Station: [30] Palaeolithic and Mesolithic


The oldest traces of an early human presence in Central Europe and southern Germany date back to more than half a million years ago. At that time, during the Palaeolithic (or Old Stone Age), people hadn’t yet settled down. Instead, they were nomadic hunters and gatherers. However, there are enormous gaps in the archaeological record for the lengthy Ice Age period. Reliable finds from north-eastern Bavaria can only be dated to the last one hundred thousand years. That was when Neanderthals settled in the Middle Franconian basin and adjoining areas. They stayed there until about 40,000 years ago. The surviving sites are almost all located inside caves. From the archaeological finds, we know that these caves were probably only ever used for brief periods of time.

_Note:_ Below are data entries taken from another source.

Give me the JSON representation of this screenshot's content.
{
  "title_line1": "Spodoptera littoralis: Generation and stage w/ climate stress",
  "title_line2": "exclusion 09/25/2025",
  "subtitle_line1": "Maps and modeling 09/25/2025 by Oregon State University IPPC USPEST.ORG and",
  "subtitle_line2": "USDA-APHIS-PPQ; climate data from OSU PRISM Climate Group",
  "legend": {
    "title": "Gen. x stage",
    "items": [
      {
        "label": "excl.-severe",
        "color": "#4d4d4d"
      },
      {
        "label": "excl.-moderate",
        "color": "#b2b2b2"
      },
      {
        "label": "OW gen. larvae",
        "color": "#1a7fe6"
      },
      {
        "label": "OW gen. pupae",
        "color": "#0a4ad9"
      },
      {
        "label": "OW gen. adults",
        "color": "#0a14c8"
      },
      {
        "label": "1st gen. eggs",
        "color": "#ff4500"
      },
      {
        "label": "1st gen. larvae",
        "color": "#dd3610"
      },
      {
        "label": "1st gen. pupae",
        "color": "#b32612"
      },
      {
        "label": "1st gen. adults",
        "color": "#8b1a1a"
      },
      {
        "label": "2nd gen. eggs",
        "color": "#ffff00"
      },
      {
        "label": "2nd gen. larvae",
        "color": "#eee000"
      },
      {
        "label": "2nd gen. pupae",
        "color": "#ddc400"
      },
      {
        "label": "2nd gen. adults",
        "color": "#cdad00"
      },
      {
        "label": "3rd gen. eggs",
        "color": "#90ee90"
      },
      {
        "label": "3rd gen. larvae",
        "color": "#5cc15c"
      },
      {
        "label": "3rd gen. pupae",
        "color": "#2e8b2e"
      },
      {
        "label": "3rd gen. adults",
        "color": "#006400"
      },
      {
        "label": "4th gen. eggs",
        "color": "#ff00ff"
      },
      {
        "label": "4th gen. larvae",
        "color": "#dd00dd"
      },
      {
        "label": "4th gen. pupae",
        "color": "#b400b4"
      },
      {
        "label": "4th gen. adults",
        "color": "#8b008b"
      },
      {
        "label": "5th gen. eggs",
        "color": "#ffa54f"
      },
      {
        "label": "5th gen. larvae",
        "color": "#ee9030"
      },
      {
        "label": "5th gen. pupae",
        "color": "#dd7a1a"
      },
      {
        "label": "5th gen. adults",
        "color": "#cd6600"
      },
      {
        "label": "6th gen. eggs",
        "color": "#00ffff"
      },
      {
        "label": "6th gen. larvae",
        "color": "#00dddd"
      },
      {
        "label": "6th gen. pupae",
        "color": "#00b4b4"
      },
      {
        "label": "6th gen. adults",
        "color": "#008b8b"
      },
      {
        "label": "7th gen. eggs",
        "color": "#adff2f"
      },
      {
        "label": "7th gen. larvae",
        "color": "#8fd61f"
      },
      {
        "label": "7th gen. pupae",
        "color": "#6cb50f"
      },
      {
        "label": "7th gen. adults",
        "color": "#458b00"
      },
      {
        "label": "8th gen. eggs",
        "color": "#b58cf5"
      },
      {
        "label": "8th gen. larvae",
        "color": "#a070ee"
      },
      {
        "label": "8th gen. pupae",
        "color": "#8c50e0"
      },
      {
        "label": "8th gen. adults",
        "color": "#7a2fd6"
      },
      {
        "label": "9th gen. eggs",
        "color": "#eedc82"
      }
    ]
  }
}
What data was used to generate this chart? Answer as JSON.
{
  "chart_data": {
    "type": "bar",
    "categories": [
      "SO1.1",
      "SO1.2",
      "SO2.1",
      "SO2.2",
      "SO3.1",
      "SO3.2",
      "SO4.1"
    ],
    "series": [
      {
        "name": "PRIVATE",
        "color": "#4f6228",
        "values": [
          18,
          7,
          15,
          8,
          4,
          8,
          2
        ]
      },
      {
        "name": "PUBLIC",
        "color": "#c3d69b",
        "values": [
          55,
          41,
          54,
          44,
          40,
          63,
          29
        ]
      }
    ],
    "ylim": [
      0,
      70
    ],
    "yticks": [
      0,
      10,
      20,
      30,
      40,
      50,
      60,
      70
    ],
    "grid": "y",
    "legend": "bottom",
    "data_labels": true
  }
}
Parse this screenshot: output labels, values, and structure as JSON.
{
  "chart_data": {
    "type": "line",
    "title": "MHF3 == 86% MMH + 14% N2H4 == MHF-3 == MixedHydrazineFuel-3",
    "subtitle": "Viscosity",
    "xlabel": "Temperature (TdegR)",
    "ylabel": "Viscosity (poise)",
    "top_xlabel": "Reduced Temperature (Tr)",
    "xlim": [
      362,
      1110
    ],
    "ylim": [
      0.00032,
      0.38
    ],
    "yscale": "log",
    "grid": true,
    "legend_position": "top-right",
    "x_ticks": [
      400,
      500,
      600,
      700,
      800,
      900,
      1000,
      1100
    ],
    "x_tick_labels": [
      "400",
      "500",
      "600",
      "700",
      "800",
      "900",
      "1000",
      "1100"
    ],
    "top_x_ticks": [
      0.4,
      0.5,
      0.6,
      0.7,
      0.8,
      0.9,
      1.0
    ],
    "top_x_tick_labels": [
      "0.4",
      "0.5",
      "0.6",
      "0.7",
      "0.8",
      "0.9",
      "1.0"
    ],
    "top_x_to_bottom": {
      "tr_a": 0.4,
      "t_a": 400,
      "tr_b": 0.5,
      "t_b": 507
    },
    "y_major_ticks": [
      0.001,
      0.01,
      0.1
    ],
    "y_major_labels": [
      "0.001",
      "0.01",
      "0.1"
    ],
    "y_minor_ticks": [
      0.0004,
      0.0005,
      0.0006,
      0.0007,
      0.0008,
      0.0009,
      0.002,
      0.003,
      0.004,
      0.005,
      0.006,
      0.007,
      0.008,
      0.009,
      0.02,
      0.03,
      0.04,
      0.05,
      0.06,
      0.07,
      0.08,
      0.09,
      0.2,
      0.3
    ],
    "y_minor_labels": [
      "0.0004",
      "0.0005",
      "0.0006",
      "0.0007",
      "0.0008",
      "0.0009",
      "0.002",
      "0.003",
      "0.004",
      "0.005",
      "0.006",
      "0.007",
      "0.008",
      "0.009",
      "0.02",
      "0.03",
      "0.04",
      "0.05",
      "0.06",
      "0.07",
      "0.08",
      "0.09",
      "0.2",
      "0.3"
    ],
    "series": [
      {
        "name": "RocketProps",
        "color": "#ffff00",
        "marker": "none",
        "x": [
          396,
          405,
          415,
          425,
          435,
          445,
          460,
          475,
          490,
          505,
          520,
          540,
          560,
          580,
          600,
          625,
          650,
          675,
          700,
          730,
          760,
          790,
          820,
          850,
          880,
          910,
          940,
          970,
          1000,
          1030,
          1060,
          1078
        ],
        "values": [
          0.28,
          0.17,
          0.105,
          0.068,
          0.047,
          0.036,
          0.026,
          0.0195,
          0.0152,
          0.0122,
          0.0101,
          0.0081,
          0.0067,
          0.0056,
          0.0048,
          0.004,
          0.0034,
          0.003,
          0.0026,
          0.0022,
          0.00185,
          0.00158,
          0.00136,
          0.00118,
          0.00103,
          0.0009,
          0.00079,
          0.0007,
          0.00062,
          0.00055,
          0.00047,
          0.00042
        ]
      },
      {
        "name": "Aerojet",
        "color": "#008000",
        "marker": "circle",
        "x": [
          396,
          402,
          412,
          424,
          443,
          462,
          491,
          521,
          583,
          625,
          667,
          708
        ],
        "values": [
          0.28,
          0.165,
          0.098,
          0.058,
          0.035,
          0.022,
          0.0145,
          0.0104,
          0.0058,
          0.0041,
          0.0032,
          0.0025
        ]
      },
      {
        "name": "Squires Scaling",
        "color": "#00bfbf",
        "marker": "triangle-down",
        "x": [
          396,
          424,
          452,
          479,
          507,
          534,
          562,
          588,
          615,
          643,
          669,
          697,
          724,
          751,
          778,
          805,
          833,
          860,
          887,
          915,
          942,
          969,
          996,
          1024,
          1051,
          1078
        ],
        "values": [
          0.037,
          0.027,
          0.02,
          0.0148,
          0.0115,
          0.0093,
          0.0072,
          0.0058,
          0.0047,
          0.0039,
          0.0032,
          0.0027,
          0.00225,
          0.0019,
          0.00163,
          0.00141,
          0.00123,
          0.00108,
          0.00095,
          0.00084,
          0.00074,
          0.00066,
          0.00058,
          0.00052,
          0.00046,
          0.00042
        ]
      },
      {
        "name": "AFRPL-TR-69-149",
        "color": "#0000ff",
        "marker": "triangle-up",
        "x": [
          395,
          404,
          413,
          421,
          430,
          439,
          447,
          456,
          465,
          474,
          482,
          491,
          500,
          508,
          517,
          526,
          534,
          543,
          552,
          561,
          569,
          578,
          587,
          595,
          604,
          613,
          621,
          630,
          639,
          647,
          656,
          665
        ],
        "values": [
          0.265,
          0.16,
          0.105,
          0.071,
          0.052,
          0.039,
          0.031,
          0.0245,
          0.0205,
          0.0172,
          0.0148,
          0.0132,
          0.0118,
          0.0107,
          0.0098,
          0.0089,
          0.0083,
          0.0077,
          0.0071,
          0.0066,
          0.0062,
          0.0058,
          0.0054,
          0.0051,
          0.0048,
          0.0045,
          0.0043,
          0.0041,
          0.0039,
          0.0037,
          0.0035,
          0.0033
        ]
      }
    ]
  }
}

There’s no evidence of burials from this period.

With the end of the last Ice Age and the beginning of the post-glacial period, the scope of the finds changed significantly. The climate grew warmer, the vegetation adapted, the environment changed. This period, the Mesolithic, lasted from around 9,600 to 5,200 BC. The time of the hunter-gatherers was coming to an end, and the groups roaming the landscape were small. Throughout the Middle Franconian region, increasing numbers of short-term resting places have been identified. People continued to live from hunting and fishing, while also gathering berries, herbs, fungi, nuts and fruit. But in addition, raw materials for stone tools had to be acquired from more distant areas.

Tools were also made, repaired or finished. Only what’s known as microliths have survived – they’re the stone parts inserted into tools and weapons. Organic materials such as fishing rods, bows, nets, bark containers, wooden bowls or baskets have not survived the millennia. And pottery was not yet known. Burials from the Bavarian Mesolithic are also virtually unknown.